As per the data tabled in the Parliament on Friday, 5.82 lakh people lost their lives in 17 lakh road accidents that happened in a four-year period up to 2020. Although the number of road accidents and the resultant deaths decreased significantly from 2018 to 2020. While there were 4.5 lakh road accidents (1.5 lakh deaths) in 2019, comparatively there were 3.5 lakh accidents (1.3 lakh deaths) deaths in 2020.
A total of 52,448 road accidents occurred in the hit and run category in 2020. These numbers were still down from 57,987 such cases in the year 2019 and 69,822 in 2018. Tamil Nadu registered the highest number of road accidents (45,484) in 2020, while Uttar Pradesh had the highest number of deaths (19,149) due to such accidents in the same period.
WHO on road accidents
Just as with several other socio-economic phenomena, road accidents too hit the rich and poor in an unequal manner. As per statistics provided by World Health Organisation, approximately 1.3 million people die each year as a result of road traffic crashes. Unfortunately, more than half of road traffic deaths are among vulnerable road users: pedestrians, cyclists and motorcyclists.
About 93% of the world's fatalities on the roads occur in low and middle income countries. The data further days that road traffic injuries are the leading cause of death for children and young adults aged 5-29 years.
Now what? The measures and safety drives
Any drive towards road safety needs to start by correcting the general poor attitude of people when it comes to safety. Effective public awareness, education and awareness drives is a powerful but often undermined tool in the hands of the administration. A multi-pronged strategy to address the issue road safety then needs to move to the engineering aspect of roads safety (which includes both roads and the vehicles). Roads built to minimise mishaps and vehicles that conform to road safety regulations need to be enforced strictly.
Emergency care remains one of the areas in need to immediate attention. As per a 2021 report by the World Bank, India has only 1 per cent of the world's vehicle but it accounts for 11% of the global deaths in road accidents, the highest in the world. Advanced Traffic Management Systems (ATMS), the Parliament was informed, is envisaged in high traffic density corridors. ATMS, the highway traffic management system, can ensure round the clock safety by providing real time and precise information about road conditions, traffic scenarios, incidents and weather conditions on the highway.

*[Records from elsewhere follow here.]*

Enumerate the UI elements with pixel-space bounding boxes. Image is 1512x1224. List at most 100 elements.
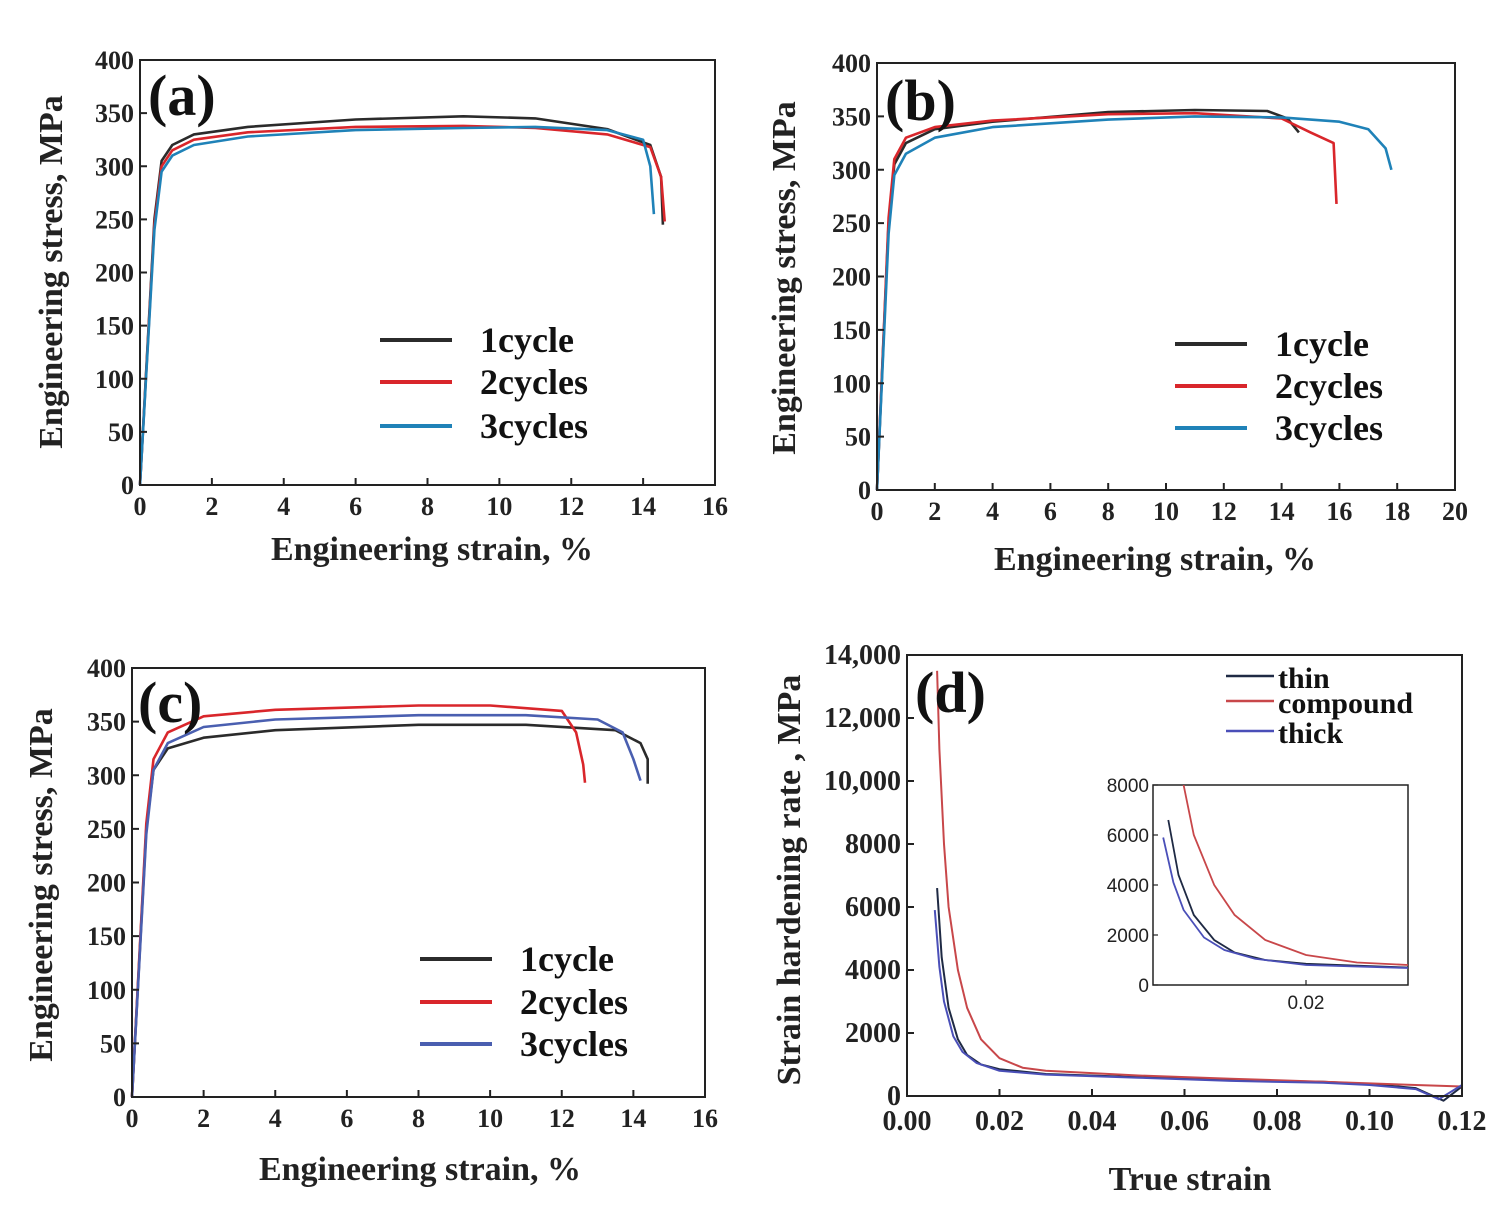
y-axis-label: Engineering stress, MPa [23,708,60,1062]
x-tick-label: 0 [871,497,884,526]
y-tick-label: 350 [832,102,871,131]
y-tick-label: 150 [832,316,871,345]
inset-y-tick-label: 8000 [1107,776,1149,797]
y-tick-label: 14,000 [824,640,901,671]
legend-label-compound: compound [1278,687,1413,720]
legend-label-1cycle: 1cycle [480,320,574,360]
x-tick-label: 14 [630,492,656,521]
legend-label-1cycle: 1cycle [1275,324,1369,364]
series-line-2cycles [138,124,666,486]
legend-label-3cycles: 3cycles [480,406,588,446]
panel-label: (a) [148,63,216,128]
panel-label: (d) [915,660,986,725]
plot-frame [139,59,716,486]
y-tick-label: 0 [858,476,871,505]
x-tick-label: 0.12 [1438,1106,1487,1137]
x-tick-label: 2 [205,492,218,521]
x-tick-label: 4 [277,492,290,521]
series-line-1cycle [138,115,665,486]
y-tick-label: 8000 [845,829,901,860]
y-axis-label: Strain hardening rate , MPa [771,675,808,1086]
y-tick-label: 200 [95,259,134,288]
x-tick-label: 12 [558,492,584,521]
x-tick-label: 4 [269,1104,282,1133]
legend-label-2cycles: 2cycles [1275,366,1383,406]
legend-label-3cycles: 3cycles [1275,408,1383,448]
series-line-3cycles [875,115,1393,491]
x-axis-label: Engineering strain, % [271,531,593,568]
x-tick-label: 10 [477,1104,503,1133]
y-tick-label: 300 [832,156,871,185]
x-tick-label: 16 [1326,497,1352,526]
y-tick-label: 200 [87,869,126,898]
y-tick-label: 300 [95,152,134,181]
legend-label-2cycles: 2cycles [520,982,628,1022]
x-tick-label: 0 [126,1104,139,1133]
x-tick-label: 10 [486,492,512,521]
series-line-3cycles [138,125,656,486]
x-tick-label: 18 [1384,497,1410,526]
chart-panel-2: 0 2 4 6 8 10 12 14 16 18 2005010015020025030035040… [766,49,1468,578]
legend-label-thin: thin [1278,662,1330,695]
y-tick-label: 250 [832,209,871,238]
y-tick-label: 4000 [845,955,901,986]
y-tick-label: 0 [121,471,134,500]
x-tick-label: 12 [1211,497,1237,526]
x-axis-label: Engineering strain, % [259,1151,581,1188]
chart-panel-4: 0.00 0.02 0.04 0.06 0.08 0.10 0.12 0 2000 4000 600… [771,640,1487,1198]
y-tick-label: 0 [887,1081,901,1112]
panel-label: (c) [138,670,202,735]
series-line-3cycles [130,713,642,1098]
series-line-compound [936,670,1463,1088]
y-tick-label: 250 [95,205,134,234]
x-tick-label: 8 [412,1104,425,1133]
x-tick-label: 14 [1269,497,1295,526]
x-tick-label: 0.00 [883,1106,932,1137]
x-tick-label: 12 [549,1104,575,1133]
x-tick-label: 6 [340,1104,353,1133]
x-tick-label: 6 [1044,497,1057,526]
x-tick-label: 0.02 [975,1106,1024,1137]
x-tick-label: 0.10 [1345,1106,1394,1137]
inset-line-thick [1162,837,1408,969]
inset-line-thin [1167,819,1408,969]
x-tick-label: 16 [702,492,728,521]
y-tick-label: 150 [87,922,126,951]
series-line-2cycles [130,704,587,1098]
y-tick-label: 250 [87,815,126,844]
x-tick-label: 0.08 [1253,1106,1302,1137]
y-tick-label: 150 [95,312,134,341]
inset-line-compound [1182,785,1408,966]
chart-panel-1: 0 2 4 6 8 10 12 14 16 0 50 100 150 200 250 300 350 400 Eng… [33,46,728,568]
series-line-2cycles [875,111,1338,491]
inset-y-tick-label: 2000 [1107,926,1149,947]
legend-label-thick: thick [1278,717,1343,750]
chart-panel-3: 0 2 4 6 8 10 12 14 16 0 50 100 150 200 250 300 350 400 Eng… [23,654,718,1188]
y-tick-label: 50 [845,423,871,452]
y-tick-label: 400 [95,46,134,75]
x-axis-label: True strain [1109,1161,1272,1198]
inset-y-tick-label: 6000 [1107,826,1149,847]
y-tick-label: 10,000 [824,766,901,797]
x-tick-label: 14 [620,1104,646,1133]
x-tick-label: 2 [928,497,941,526]
inset-x-tick-label: 0.02 [1288,993,1325,1014]
inset-series-group [1162,785,1408,969]
inset-chart: 0 2000 4000 6000 8000 0.02 [1107,776,1409,1014]
series-line-1cycle [875,108,1300,491]
inset-frame [1152,784,1409,986]
x-tick-label: 16 [692,1104,718,1133]
x-tick-label: 0.06 [1160,1106,1209,1137]
y-tick-label: 50 [100,1029,126,1058]
y-tick-label: 100 [832,369,871,398]
y-tick-label: 200 [832,263,871,292]
x-tick-label: 20 [1442,497,1468,526]
y-tick-label: 6000 [845,892,901,923]
x-tick-label: 6 [349,492,362,521]
x-tick-label: 8 [421,492,434,521]
y-tick-label: 2000 [845,1018,901,1049]
y-tick-label: 100 [95,365,134,394]
inset-y-tick-label: 0 [1138,976,1149,997]
legend-label-2cycles: 2cycles [480,362,588,402]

ReadyAssist: What India needs to focus on
Bengaluru's Vimal Singh lost his dear friend in a road accident. In an endeavour that other road accident victims don't meet the same fate, Singh launched a 24x7 emergency aid ReadyAssist for road accident victims. The service aspires to airlift people during an accident situation within 15 minutes of them happening anywhere in India.
Launched in July, ReadyAssist is present in over 700 districts across India. What is a start-up endeavour should ideally be a pan India service with easy accessibility, as the numbers of both vehicles and accidents grow each year.